Aquele banquete no outono de 1621 foi mais do que apenas uma refeição. Foi um símbolo de nossa jornada. Foi uma celebração da pura sobrevivência contra probabilidades esmagadoras. Foi um testemunho da amizade inesperada que floresceu entre nosso povo e os Wampanoag. Para nós, foi um ato profundo de agradecimento a Deus, que nos guiou através de um oceano perigoso, nos sustentou durante um inverno brutal e nos trouxe amigos em uma terra estranha.

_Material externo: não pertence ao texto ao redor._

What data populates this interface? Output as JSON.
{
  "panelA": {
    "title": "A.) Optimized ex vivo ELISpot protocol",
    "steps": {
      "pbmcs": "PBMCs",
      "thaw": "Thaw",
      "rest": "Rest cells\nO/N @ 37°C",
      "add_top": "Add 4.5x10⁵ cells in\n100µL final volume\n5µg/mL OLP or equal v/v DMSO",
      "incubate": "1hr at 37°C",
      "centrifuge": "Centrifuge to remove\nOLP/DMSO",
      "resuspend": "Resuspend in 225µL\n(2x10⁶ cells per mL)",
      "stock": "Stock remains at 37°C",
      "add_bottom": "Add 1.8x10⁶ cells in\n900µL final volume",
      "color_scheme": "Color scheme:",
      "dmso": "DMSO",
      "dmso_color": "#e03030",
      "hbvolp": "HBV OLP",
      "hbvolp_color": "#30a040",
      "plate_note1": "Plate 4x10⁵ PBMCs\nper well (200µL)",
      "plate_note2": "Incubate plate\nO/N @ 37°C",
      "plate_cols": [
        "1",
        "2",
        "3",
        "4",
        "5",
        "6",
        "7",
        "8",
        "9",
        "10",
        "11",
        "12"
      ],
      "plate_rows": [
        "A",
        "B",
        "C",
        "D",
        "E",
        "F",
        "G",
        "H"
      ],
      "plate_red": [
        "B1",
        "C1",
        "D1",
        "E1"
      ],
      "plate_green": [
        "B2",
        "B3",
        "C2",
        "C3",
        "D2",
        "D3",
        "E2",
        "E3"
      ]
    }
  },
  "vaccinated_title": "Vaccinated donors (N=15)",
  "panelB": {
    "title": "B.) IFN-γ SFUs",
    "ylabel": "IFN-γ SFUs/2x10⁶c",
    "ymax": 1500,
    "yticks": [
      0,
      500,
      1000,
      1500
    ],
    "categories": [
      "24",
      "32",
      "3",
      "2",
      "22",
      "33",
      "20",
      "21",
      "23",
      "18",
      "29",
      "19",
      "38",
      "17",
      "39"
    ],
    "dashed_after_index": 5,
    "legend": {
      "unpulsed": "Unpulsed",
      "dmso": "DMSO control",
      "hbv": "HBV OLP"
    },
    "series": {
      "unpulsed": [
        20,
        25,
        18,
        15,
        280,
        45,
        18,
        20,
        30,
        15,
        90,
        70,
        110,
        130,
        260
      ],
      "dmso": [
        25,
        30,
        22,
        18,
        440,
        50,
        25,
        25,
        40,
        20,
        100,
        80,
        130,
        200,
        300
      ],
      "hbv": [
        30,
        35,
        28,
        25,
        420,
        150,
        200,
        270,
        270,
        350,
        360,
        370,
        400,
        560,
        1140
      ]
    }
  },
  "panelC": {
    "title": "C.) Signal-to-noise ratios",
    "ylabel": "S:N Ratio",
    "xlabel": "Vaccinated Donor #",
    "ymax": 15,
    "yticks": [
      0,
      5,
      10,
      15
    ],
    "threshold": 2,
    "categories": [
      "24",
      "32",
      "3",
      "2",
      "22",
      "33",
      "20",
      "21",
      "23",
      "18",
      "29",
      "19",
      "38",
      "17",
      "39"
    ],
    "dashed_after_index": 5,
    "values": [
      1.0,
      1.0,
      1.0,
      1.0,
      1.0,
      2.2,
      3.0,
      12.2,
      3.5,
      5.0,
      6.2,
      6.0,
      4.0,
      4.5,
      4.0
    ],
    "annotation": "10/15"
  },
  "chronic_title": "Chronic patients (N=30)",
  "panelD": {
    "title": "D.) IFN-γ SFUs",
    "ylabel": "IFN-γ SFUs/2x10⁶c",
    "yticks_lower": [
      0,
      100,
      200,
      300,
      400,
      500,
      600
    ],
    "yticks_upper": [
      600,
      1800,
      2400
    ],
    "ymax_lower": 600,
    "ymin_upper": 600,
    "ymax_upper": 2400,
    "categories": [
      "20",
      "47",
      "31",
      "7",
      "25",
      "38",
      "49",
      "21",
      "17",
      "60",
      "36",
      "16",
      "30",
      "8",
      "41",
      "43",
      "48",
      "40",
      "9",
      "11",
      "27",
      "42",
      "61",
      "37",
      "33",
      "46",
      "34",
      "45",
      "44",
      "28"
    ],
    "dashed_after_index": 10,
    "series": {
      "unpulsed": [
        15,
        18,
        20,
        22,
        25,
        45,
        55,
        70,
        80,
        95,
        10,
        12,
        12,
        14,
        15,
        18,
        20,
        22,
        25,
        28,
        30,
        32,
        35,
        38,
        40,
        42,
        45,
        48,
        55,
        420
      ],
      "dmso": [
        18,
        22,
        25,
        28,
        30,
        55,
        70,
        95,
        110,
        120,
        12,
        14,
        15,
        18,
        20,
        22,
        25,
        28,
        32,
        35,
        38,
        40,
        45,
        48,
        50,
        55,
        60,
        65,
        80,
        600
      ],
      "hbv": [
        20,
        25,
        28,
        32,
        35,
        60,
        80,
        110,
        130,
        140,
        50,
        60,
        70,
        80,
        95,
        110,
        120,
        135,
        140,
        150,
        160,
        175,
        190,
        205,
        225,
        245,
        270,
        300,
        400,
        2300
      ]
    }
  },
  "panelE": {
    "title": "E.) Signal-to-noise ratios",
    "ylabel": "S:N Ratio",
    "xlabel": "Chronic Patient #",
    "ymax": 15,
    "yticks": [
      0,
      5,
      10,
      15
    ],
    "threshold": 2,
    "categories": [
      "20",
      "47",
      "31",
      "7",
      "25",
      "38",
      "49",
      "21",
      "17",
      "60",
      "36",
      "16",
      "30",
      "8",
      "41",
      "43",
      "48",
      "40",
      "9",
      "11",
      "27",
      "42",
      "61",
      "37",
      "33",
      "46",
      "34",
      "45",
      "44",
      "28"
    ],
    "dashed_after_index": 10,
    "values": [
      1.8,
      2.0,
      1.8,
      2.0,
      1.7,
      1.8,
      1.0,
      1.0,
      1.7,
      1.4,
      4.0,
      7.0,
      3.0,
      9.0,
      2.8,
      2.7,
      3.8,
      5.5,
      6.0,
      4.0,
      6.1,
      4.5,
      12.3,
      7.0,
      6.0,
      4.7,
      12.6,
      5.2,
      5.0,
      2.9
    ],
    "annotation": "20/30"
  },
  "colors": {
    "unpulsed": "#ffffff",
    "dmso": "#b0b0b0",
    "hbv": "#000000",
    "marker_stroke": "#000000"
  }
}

Não o chamamos de 'Ação de Graças' naquela época; era simplesmente um festival da colheita. Mas o espírito daquele evento — a gratidão, o compartilhamento e a união de diferentes povos em paz — é o que espero que seja lembrado. Aquele momento mostrou que, mesmo após grande dificuldade, há espaço para esperança e comunidade. Ao se reunirem com suas próprias famílias para o Dia de Ação de Graças, espero que se lembrem de nossa história não apenas como um evento histórico, mas como um lembrete da importância de ser grato pelo que se tem, mostrar bondade aos outros e encontrar paz e amizade onde quer que possam.